From 1927 to 2019, the average annualized return for stocks over the three years prior to joining the top 10 biggest was 25% higher than the market.
In the three years after they broke into this group? They returned less than 1% higher than the market.
And five years after their initial breakout into the top 10, these stocks were, on average, underperforming the market—a stark turnaround from their earlier glory days of massive outsized returns.
Intel can serve as an example of what tends to happen to the biggest stocks on the block. The technology giant posted average annualized excess returns of 29% in the 10 years before the year it ascended to the top 10 stocks.
But, in the next decade, Intel underperformed the broad market by nearly 6% per year.
We don’t have to look at what some may dismiss as an outdated tech company to see this, though. Just look at Google.
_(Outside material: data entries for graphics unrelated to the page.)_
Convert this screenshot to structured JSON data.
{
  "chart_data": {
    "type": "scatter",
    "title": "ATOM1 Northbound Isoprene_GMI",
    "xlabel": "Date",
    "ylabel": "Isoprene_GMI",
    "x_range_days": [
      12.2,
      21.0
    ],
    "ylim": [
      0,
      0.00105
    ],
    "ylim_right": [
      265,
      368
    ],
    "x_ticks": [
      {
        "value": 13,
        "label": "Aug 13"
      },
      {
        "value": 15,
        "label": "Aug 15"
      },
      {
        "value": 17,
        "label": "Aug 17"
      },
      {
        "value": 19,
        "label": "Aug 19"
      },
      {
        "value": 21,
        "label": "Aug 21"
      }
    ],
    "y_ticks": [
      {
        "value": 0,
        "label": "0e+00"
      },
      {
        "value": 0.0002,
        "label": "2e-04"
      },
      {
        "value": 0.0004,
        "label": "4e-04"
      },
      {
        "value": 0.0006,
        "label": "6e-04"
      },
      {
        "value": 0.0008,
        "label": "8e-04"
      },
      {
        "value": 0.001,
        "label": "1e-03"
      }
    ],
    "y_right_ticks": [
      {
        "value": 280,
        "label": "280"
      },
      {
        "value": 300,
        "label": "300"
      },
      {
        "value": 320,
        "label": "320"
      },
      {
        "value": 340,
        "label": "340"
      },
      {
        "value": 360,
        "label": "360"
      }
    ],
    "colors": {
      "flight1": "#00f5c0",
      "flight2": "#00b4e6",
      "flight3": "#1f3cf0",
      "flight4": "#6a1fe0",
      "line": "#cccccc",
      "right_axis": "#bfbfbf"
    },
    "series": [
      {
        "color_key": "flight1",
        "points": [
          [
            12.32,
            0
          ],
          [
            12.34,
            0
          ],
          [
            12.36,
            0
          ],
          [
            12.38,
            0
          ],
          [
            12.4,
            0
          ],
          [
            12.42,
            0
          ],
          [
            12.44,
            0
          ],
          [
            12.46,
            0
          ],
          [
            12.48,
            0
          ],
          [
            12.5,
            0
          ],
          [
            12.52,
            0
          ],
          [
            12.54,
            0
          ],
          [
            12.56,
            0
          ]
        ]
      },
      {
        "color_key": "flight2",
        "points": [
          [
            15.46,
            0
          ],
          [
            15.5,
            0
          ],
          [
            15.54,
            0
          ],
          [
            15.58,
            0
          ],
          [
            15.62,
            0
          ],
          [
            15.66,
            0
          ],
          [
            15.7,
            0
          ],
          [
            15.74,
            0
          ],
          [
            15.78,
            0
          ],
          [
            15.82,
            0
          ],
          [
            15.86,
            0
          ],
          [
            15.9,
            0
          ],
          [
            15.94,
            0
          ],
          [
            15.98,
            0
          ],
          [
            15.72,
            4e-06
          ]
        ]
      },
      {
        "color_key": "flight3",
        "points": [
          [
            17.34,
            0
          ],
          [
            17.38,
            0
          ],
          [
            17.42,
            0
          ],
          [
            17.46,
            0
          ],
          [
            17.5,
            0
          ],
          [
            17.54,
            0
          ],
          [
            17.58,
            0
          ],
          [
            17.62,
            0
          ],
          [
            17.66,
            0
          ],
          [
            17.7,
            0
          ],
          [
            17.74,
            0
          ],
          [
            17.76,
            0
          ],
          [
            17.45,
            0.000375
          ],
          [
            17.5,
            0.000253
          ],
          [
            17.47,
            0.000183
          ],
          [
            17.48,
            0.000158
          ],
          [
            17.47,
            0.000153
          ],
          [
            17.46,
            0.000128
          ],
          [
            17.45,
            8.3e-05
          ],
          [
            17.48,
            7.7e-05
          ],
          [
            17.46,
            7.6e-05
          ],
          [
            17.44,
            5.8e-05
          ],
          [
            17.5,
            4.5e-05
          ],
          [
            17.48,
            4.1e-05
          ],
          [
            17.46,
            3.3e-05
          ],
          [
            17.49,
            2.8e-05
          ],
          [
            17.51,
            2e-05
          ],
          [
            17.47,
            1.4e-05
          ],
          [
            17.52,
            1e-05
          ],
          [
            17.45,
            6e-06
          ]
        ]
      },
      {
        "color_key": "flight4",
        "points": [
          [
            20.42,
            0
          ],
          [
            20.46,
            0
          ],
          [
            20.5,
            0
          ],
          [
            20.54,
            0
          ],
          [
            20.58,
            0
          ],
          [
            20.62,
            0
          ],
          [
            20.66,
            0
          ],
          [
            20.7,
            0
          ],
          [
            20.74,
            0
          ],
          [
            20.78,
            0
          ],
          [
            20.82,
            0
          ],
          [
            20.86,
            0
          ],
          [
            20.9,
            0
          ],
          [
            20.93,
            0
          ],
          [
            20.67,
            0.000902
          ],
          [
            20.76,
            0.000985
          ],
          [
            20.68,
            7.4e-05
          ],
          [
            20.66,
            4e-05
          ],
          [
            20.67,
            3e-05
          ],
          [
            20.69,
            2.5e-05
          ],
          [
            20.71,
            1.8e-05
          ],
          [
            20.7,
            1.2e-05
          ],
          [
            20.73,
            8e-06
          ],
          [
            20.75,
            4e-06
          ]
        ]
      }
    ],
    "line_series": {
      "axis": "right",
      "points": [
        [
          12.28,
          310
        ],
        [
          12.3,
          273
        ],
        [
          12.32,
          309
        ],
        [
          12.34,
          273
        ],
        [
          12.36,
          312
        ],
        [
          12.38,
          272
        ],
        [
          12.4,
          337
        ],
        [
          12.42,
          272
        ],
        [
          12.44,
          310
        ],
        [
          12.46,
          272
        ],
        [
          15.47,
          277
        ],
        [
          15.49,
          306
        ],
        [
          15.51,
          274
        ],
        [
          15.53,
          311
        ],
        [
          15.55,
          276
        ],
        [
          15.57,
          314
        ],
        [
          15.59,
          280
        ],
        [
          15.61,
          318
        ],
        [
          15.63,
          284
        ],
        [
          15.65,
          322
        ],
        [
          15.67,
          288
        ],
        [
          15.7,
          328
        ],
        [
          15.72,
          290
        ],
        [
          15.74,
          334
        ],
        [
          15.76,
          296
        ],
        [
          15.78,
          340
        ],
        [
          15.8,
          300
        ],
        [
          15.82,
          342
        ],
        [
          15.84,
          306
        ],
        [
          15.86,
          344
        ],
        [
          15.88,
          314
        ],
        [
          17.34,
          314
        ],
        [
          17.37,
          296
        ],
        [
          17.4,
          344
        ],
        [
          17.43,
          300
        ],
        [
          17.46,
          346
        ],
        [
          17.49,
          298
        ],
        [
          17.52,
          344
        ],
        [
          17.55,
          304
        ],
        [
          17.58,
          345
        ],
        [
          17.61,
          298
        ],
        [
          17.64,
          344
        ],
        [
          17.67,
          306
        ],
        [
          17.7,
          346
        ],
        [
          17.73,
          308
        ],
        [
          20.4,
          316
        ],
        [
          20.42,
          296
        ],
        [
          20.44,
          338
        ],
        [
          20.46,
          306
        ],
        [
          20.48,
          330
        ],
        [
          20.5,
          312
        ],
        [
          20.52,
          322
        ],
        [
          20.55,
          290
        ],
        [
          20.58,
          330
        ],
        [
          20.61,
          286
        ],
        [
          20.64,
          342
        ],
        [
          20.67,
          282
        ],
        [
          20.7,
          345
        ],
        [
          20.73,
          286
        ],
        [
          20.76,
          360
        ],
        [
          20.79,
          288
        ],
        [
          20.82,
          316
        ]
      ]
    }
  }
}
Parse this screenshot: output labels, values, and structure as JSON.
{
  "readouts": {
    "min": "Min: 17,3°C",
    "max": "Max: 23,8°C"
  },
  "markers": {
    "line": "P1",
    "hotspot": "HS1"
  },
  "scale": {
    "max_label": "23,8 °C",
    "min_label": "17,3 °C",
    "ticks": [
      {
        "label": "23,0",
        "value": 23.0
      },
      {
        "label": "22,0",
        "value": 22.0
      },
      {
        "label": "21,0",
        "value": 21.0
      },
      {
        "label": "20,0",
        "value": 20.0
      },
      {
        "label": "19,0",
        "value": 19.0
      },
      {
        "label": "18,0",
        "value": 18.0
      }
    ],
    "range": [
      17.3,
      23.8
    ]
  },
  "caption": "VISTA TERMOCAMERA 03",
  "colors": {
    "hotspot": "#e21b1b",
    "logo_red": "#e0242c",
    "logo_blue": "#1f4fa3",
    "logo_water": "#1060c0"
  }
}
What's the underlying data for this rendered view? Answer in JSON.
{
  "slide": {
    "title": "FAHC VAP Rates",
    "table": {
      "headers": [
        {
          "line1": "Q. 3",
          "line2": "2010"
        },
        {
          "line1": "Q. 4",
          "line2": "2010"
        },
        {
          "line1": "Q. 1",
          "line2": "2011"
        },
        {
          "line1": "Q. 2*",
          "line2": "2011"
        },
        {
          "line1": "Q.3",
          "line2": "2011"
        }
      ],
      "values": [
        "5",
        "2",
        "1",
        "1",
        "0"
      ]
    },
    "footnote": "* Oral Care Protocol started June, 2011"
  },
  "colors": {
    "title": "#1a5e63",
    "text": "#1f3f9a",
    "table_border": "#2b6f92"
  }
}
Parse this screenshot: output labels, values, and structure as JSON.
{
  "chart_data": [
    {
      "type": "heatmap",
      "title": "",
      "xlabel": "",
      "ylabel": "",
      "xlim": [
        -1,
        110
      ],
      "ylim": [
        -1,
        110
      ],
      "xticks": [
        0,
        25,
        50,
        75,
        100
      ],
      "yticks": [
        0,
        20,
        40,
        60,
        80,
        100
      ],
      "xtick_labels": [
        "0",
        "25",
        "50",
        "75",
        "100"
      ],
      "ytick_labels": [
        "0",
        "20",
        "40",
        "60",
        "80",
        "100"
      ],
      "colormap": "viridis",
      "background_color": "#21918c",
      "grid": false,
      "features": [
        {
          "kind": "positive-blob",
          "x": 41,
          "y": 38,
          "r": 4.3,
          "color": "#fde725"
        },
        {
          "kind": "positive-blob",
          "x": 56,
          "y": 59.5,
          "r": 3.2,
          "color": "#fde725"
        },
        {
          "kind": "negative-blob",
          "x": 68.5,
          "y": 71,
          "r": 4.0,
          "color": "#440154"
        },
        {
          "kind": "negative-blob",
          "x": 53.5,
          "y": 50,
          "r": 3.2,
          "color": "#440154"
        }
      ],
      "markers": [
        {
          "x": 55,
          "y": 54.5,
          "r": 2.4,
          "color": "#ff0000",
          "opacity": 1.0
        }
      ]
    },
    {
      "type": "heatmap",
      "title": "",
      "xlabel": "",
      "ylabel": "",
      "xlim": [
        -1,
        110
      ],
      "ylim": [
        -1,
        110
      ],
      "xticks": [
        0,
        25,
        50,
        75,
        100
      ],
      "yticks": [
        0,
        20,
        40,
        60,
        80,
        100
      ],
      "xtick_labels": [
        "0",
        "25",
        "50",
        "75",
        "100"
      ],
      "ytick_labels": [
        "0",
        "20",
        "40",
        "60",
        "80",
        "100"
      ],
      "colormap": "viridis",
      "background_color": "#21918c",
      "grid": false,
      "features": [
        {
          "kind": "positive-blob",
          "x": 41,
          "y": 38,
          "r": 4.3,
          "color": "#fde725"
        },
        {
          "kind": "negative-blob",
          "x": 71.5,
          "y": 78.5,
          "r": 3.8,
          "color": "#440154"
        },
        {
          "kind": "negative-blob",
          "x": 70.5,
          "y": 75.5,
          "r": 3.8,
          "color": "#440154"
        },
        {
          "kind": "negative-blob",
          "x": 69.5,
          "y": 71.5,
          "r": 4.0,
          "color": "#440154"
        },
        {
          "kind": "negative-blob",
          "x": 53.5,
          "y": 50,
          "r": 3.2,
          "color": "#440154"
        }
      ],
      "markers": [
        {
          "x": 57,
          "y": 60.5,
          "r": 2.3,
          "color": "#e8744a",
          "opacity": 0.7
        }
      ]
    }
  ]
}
The annualized excess return of Google five years before it hit the Top 10 dropped by about half in the five years after it joined the list.
What does all this tell you?
That by the time you start eyeballing a stock because of it’s massive performance, it’s probably already too late. The impressive performance that draws investors in is, usually, a measure of past success.
And if there’s one thing you should know about investments, it’s this:
Past performance is no guarantee of future results.